Nehemiah was the key figure, along with Ezra, who was used by God in the fifth century BC to help bring about one of the most profound revivals in biblical history.
He was a skilful politician, a clever strategist, a brilliant manager, a social reformer who championed the rights of the poor and an intransigent visionary who never gave up despite threats and opposition from those in high places
His achievements were monumental. He rebuilt the wall of Jerusalem in 52 days when it had lain in ruins for 150 years. He re-established full employment in a climate of economic recession. He reconstructed an effective social welfare system for the marginalized and reintroduced Bible exposition resulting in nationwide repentance and revival. He reinstated public worship and rooted out heresy and idolatry.
He was used by God to put a whole nation back on its feet.
But first of all Nehemiah was a passionate man of prayer. When he was told that ‘those who survived the exile…are in great trouble and disgrace’ and that ‘the wall of Jerusalem is broken down, and its gates have been burned with fire’ his response was to weep, fast, pray and then offer himself to God as part of the solution.
When opponents tried to discourage him by pointing out his meager resources, small progress thus far, strength of the opposition and size of the task he asked God to ‘turn their insults back on their own heads’. And when he felt his strength was giving out he called upon God to ‘strengthen my hands’.
When his perseverance was rewarded with the completion of the wall we read that his enemies ‘were afraid and lost their self-confidence, because they realized that this work had been done with the help of our God.
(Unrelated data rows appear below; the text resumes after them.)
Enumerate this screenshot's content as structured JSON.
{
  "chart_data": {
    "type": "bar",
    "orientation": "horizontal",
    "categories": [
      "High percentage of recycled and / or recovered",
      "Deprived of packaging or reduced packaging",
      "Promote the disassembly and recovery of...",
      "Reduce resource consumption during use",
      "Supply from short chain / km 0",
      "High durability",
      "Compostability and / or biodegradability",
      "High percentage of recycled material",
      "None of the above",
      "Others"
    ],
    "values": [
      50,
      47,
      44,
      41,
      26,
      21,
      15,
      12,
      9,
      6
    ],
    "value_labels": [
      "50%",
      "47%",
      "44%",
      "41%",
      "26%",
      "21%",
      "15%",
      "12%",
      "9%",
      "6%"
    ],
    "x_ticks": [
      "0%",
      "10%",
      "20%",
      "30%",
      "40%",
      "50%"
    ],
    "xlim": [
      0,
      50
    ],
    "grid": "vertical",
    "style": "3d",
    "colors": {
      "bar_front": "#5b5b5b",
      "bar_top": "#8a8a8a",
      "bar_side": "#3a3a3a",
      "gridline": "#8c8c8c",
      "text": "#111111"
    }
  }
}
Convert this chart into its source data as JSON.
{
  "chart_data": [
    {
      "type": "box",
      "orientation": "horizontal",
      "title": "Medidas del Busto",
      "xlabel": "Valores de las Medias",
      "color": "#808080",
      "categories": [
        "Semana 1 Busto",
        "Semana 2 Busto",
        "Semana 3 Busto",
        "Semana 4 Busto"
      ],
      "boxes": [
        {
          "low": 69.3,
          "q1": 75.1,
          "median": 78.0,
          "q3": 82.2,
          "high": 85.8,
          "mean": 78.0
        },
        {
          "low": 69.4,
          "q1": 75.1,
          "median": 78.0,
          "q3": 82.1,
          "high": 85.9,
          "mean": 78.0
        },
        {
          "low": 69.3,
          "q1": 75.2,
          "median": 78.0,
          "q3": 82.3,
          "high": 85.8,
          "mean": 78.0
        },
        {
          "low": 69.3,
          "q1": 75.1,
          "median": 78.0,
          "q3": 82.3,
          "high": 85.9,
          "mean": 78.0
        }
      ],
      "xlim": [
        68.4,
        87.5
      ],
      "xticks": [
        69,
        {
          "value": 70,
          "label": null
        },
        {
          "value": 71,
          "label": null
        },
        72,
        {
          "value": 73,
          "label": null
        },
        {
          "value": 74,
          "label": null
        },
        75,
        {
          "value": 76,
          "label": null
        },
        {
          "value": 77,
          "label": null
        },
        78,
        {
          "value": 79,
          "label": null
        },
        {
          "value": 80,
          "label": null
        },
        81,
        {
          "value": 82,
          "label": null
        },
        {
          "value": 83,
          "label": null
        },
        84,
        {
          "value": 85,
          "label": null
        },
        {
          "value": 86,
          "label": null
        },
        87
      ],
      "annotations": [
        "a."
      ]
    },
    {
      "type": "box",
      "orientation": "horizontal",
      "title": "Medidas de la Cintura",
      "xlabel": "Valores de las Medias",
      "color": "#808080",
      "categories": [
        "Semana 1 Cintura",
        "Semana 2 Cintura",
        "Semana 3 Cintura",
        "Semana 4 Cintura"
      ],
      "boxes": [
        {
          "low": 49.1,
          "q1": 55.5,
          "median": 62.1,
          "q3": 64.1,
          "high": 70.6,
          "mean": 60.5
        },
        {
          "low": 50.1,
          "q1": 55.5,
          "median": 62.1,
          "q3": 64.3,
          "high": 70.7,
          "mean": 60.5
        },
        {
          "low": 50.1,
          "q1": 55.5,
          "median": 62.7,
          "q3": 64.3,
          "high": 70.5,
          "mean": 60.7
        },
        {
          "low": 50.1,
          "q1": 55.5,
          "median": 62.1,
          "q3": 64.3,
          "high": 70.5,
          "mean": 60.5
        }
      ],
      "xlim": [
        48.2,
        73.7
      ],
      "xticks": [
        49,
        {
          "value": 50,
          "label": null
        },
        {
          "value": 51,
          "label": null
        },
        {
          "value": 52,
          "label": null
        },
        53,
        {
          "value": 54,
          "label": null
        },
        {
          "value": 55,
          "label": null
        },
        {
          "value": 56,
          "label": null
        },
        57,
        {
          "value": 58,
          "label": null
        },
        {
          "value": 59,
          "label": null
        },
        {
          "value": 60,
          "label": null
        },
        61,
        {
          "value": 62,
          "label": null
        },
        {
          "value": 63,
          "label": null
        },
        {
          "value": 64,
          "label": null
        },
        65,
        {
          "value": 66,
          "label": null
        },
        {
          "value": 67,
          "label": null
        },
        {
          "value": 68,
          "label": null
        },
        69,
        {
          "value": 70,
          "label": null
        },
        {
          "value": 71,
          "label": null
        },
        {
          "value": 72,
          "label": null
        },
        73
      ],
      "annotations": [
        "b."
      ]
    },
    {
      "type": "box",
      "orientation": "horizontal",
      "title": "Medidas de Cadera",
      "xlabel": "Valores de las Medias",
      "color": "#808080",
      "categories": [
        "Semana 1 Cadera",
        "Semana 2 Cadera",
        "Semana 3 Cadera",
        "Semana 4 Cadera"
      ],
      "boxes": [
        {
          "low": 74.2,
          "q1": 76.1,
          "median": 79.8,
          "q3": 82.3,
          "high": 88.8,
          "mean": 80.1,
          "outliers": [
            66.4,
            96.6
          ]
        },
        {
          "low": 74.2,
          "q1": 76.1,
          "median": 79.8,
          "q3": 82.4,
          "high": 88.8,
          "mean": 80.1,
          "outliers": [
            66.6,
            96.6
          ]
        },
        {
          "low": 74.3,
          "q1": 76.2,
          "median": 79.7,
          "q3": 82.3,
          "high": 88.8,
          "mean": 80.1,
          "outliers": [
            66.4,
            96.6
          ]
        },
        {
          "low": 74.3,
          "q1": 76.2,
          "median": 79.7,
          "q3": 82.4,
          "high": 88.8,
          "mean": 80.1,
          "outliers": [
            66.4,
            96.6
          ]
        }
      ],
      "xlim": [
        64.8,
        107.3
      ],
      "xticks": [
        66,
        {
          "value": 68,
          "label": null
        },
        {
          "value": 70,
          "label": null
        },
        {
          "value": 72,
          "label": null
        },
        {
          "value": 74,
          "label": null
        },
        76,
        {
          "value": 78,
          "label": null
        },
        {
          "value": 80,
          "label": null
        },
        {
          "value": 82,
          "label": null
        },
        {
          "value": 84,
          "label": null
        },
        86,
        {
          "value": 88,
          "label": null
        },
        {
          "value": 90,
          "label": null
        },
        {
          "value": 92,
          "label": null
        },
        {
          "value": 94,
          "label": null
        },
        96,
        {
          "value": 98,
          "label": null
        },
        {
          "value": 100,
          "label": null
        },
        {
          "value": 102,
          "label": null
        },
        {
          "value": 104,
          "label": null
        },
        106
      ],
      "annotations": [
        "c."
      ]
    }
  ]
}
As Christian doctors today we are involved in a similar task of rebuilding in a similarly broken society. Our consulting rooms, clinics and hospital wards are filled with people who have physical, social and spiritual needs. Some are reaping the consequences of poor life-style choices. Others are there through no fault of their own or because they have been sinned against.
Every day we are sent like the first disciples to preach good news, heal the sick and be advocates for those who have no voice. The task is huge. The progress is slow. The resources seem inadequate. The opposition is strong.
Let’s also, like Nehemiah, be people of prayer and perseverance.